As principais medidas incluem:
* Parceria com a Polícia Civil: Agentes atuarão diretamente no monitoramento da execução de emendas e contratos.
* Termo de Ajustamento: Um novo regramento operacional para fiscalizar a destinação e o pagamento de recursos.
* Fiscalização Preventiva: O controle será contínuo e técnico, visando barrar irregularidades antes que os pagamentos sejam efetuados.
Preservação do Esporte e da Saúde
Brunini enfatizou a necessidade de separar a má conduta de agentes públicos do valor social dos eventos esportivos. Para o prefeito, suspender as corridas seria punir a população por crimes cometidos por políticos.
“As corridas são instrumentos de saúde e inclusão. O foco não é o cancelamento, mas o fortalecimento dos mecanismos de controle para que cada real chegue ao seu destino final”, pontuou o gestor.
Eventos tradicionais como a Corrida do Legislativo e a Corrida do Bom Jesus estão confirmados, mas agora operam sob o novo padrão de transparência e o olhar atento da Polícia Civil de Mato Grosso.

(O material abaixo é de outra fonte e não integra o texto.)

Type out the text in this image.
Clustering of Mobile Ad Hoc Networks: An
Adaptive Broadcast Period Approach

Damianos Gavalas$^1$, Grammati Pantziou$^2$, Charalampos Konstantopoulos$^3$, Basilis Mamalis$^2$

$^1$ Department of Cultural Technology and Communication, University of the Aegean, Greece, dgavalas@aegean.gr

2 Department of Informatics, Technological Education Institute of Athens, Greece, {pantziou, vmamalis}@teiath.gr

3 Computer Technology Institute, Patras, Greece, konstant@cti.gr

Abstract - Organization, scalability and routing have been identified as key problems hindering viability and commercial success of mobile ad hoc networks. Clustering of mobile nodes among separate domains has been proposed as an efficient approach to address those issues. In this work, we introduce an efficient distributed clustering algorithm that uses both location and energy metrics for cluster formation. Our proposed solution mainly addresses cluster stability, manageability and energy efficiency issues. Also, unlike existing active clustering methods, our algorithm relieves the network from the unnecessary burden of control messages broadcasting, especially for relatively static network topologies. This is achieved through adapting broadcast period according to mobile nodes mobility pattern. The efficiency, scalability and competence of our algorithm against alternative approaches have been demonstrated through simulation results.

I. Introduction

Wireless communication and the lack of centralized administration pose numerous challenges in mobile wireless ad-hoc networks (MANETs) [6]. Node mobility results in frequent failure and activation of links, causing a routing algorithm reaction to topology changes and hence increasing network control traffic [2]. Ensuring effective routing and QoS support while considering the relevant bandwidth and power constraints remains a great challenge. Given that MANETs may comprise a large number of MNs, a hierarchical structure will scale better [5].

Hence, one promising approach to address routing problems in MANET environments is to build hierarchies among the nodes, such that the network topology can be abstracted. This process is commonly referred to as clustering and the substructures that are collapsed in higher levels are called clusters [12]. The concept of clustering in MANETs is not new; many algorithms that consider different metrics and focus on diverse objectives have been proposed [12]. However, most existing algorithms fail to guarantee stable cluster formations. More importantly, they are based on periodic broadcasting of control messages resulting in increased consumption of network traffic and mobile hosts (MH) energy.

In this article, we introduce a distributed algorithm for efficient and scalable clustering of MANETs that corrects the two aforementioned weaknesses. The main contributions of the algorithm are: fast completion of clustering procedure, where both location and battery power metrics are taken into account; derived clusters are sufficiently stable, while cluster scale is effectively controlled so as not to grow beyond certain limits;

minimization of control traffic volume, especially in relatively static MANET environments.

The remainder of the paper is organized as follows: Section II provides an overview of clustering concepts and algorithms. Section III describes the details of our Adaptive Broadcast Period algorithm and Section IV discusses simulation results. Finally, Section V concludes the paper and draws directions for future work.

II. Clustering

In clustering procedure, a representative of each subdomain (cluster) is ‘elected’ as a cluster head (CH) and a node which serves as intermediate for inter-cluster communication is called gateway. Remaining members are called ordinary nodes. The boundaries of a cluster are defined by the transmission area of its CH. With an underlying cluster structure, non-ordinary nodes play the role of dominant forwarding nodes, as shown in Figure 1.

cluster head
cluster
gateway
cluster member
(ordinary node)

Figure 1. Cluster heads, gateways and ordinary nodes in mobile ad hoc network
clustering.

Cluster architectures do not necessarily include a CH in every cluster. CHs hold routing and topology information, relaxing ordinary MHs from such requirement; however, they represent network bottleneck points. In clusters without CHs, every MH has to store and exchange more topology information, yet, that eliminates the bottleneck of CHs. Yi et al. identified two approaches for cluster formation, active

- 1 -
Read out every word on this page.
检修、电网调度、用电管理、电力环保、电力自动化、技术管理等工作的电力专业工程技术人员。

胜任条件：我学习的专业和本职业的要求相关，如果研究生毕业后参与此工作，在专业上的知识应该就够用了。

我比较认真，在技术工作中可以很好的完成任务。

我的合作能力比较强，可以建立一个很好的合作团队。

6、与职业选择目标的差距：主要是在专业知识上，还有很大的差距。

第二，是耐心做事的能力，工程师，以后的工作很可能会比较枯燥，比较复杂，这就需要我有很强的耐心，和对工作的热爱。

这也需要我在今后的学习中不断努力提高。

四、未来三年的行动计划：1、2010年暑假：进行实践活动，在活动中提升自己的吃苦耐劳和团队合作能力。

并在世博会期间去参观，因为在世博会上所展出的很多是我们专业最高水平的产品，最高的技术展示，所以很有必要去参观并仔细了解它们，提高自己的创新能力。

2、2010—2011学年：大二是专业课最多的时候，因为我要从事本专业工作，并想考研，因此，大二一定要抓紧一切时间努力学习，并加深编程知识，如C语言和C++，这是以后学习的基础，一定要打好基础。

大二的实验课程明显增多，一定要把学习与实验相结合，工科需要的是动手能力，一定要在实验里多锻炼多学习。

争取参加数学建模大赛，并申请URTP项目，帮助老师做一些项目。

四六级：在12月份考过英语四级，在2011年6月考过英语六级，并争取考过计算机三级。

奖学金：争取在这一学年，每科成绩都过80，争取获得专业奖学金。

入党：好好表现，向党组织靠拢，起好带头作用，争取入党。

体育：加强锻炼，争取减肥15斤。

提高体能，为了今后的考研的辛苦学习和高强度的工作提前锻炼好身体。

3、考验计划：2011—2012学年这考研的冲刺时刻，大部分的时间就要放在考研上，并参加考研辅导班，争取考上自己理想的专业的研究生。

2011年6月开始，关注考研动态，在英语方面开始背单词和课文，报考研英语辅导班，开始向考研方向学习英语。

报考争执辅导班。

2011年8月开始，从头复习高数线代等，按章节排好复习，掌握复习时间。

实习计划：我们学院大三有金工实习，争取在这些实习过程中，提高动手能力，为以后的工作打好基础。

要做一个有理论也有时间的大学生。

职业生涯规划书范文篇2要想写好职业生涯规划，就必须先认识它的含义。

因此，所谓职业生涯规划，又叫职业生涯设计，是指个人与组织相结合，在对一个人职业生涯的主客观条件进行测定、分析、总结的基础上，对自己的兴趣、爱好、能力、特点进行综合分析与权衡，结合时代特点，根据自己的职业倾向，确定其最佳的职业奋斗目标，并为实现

Impacto Político e Transparência
A iniciativa de trazer a polícia para dentro da Prefeitura busca dar uma resposta rápida à crise institucional e à forte cobrança da sociedade por accountability. Ao assumir o protagonismo da fiscalização, Abílio Brunini tenta transformar um cenário de corrupção em um marco de boa governança, estabelecendo Cuiabá como um modelo de cooperação interinstitucional no combate ao desvio de verbas parlamentares.